Innoverview will interview the sensory & consumer sciences giant,Herbert Stone, PhD on Sept.28th 11am(GMT+8).
Herbert Stone, PhD, CFS
Received his BSc and his MSc from the Univ. of Massachusetts, his PhD in Nutrition from the Univ. of California, Davis. Was associated with the Research Institute at Stanford University from 1962-1974. Established Tragon Corporation in 1974 (providing consulting and testing services in sensory and consumer behavior) and left the company in 2007; now is an independent consultant.
Author of more than 150 publications and book chapters and the co-author of Sensory Evaluation Practices, 5th edition (in preparation).
Received numerous awards: IFT Cal Wiley Service Award, the Sensory and Consumer Sciences Achievement award, the David R. Peryam Award from ASTM, the Award of Distinction from the Univ. of California at Davis, the Harris Award from Ohio State University for contributions to Food Science and Technology and the Service Award from IFT’s International Division.

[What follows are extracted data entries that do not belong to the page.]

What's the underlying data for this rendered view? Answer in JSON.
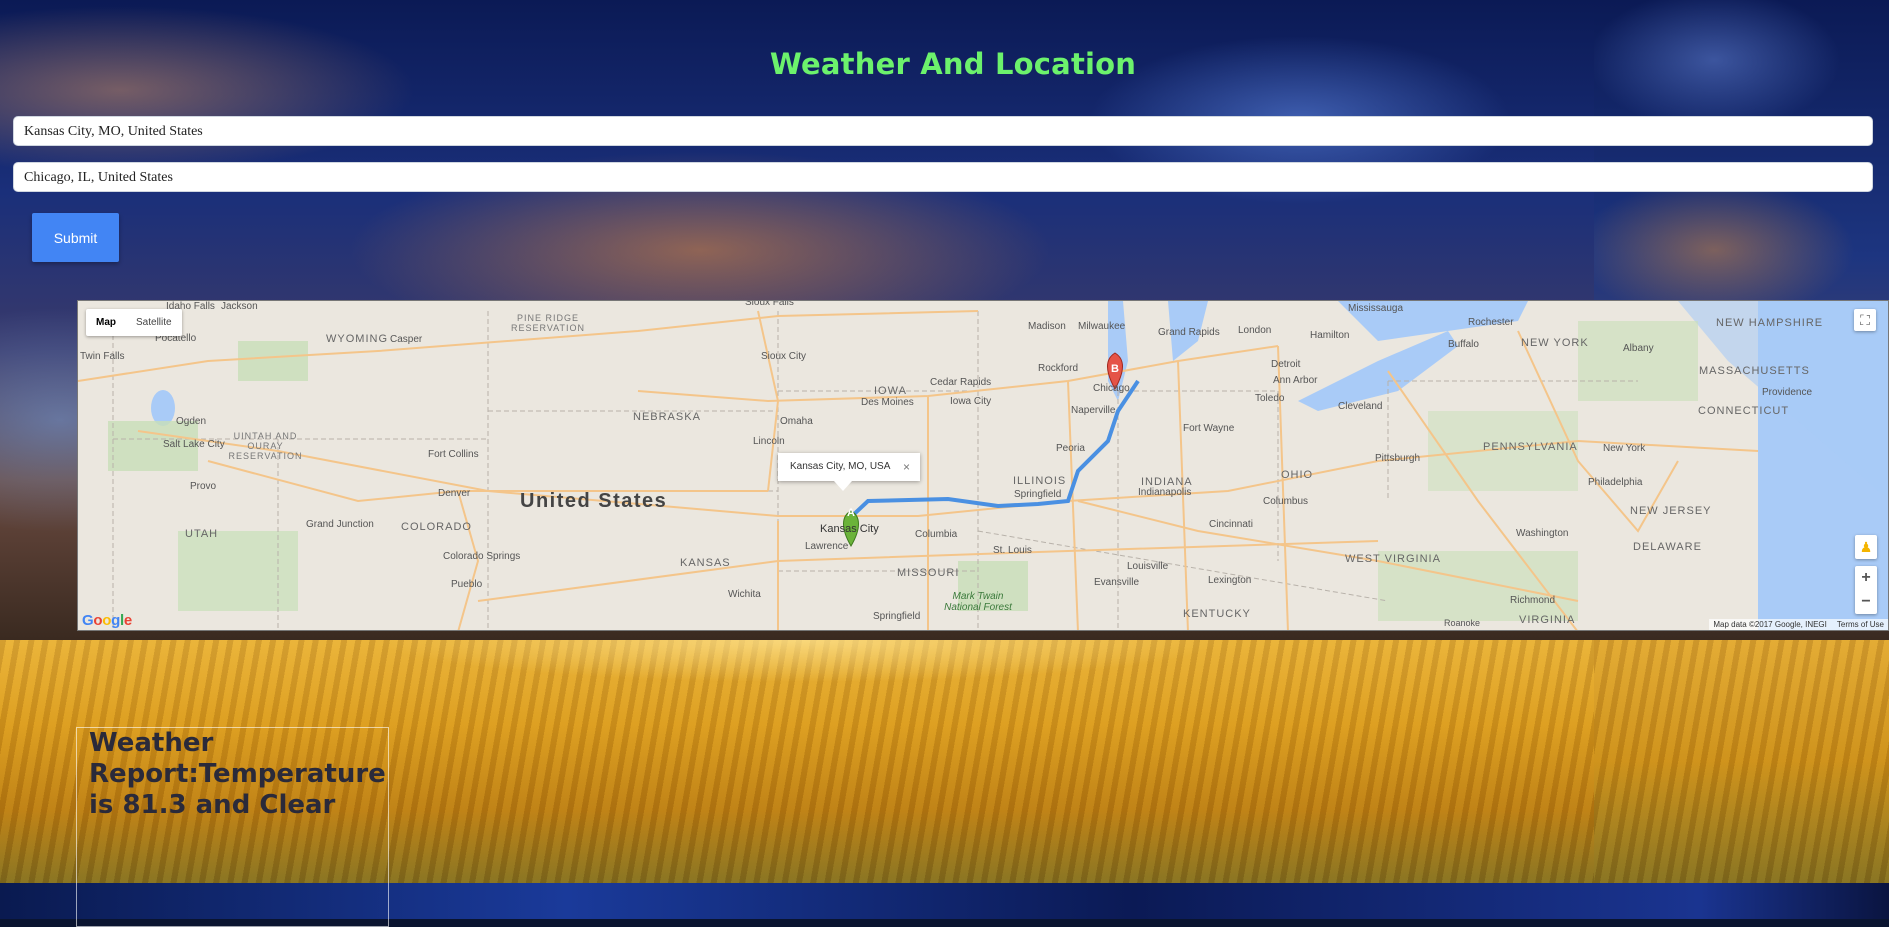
{
  "page": {
    "title": "Weather And Location"
  },
  "form": {
    "origin_value": "Kansas City, MO, United States",
    "destination_value": "Chicago, IL, United States",
    "submit_label": "Submit"
  },
  "map": {
    "type_controls": {
      "map": "Map",
      "satellite": "Satellite"
    },
    "popup": {
      "text": "Kansas City, MO, USA",
      "close": "×"
    },
    "markers": {
      "a": "A",
      "b": "B"
    },
    "country_label": "United States",
    "states": [
      "WYOMING",
      "NEBRASKA",
      "IOWA",
      "COLORADO",
      "UTAH",
      "KANSAS",
      "MISSOURI",
      "ILLINOIS",
      "INDIANA",
      "OHIO",
      "PENNSYLVANIA",
      "NEW YORK",
      "WEST VIRGINIA",
      "KENTUCKY",
      "VIRGINIA",
      "NEW JERSEY",
      "DELAWARE",
      "NEW HAMPSHIRE",
      "MASSACHUSETTS",
      "CONNECTICUT"
    ],
    "cities": [
      "Idaho Falls",
      "Jackson",
      "Pocatello",
      "Twin Falls",
      "Casper",
      "Sioux Falls",
      "Madison",
      "Milwaukee",
      "Grand Rapids",
      "Mississauga",
      "Rochester",
      "London",
      "Hamilton",
      "Buffalo",
      "Albany",
      "Sioux City",
      "Cedar Rapids",
      "Rockford",
      "Chicago",
      "Detroit",
      "Toledo",
      "Ann Arbor",
      "Des Moines",
      "Iowa City",
      "Naperville",
      "Cleveland",
      "Providence",
      "Ogden",
      "Omaha",
      "Fort Wayne",
      "Salt Lake City",
      "Lincoln",
      "Peoria",
      "Pittsburgh",
      "New York",
      "Fort Collins",
      "Provo",
      "Denver",
      "Springfield",
      "Indianapolis",
      "Columbus",
      "Philadelphia",
      "Grand Junction",
      "Kansas City",
      "Columbia",
      "Cincinnati",
      "Lawrence",
      "St. Louis",
      "Washington",
      "Colorado Springs",
      "Louisville",
      "Pueblo",
      "Lexington",
      "Evansville",
      "Wichita",
      "Richmond",
      "Springfield",
      "Roanoke"
    ],
    "parks": [
      "PINE RIDGE RESERVATION",
      "UINTAH AND OURAY RESERVATION",
      "Mark Twain National Forest"
    ],
    "attribution": "Map data ©2017 Google, INEGI",
    "terms": "Terms of Use",
    "logo": [
      "G",
      "o",
      "o",
      "g",
      "l",
      "e"
    ],
    "zoom_in": "+",
    "zoom_out": "−"
  },
  "report": {
    "text": "Weather Report:Temperature is 81.3 and Clear"
  },
  "colors": {
    "title": "#6cf26c",
    "submit": "#4285f4",
    "route": "#4a90e2"
  }
}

Was the Scientific Editor, 2007 - 2018 for Sensory Evaluation and Quality for the Journal of Food Science. Member, Board of Directors and President of IFT, 2004-2006. Developed cooperative programs between IFT and CIFST (the Chinese Institute of Food Science and Technology), served as co-organizer of IFT/CIFST Summit Conferences, Editorial Board, Global Food Technology. Currently is a Visiting Professor at Zhejiang Gongshang University.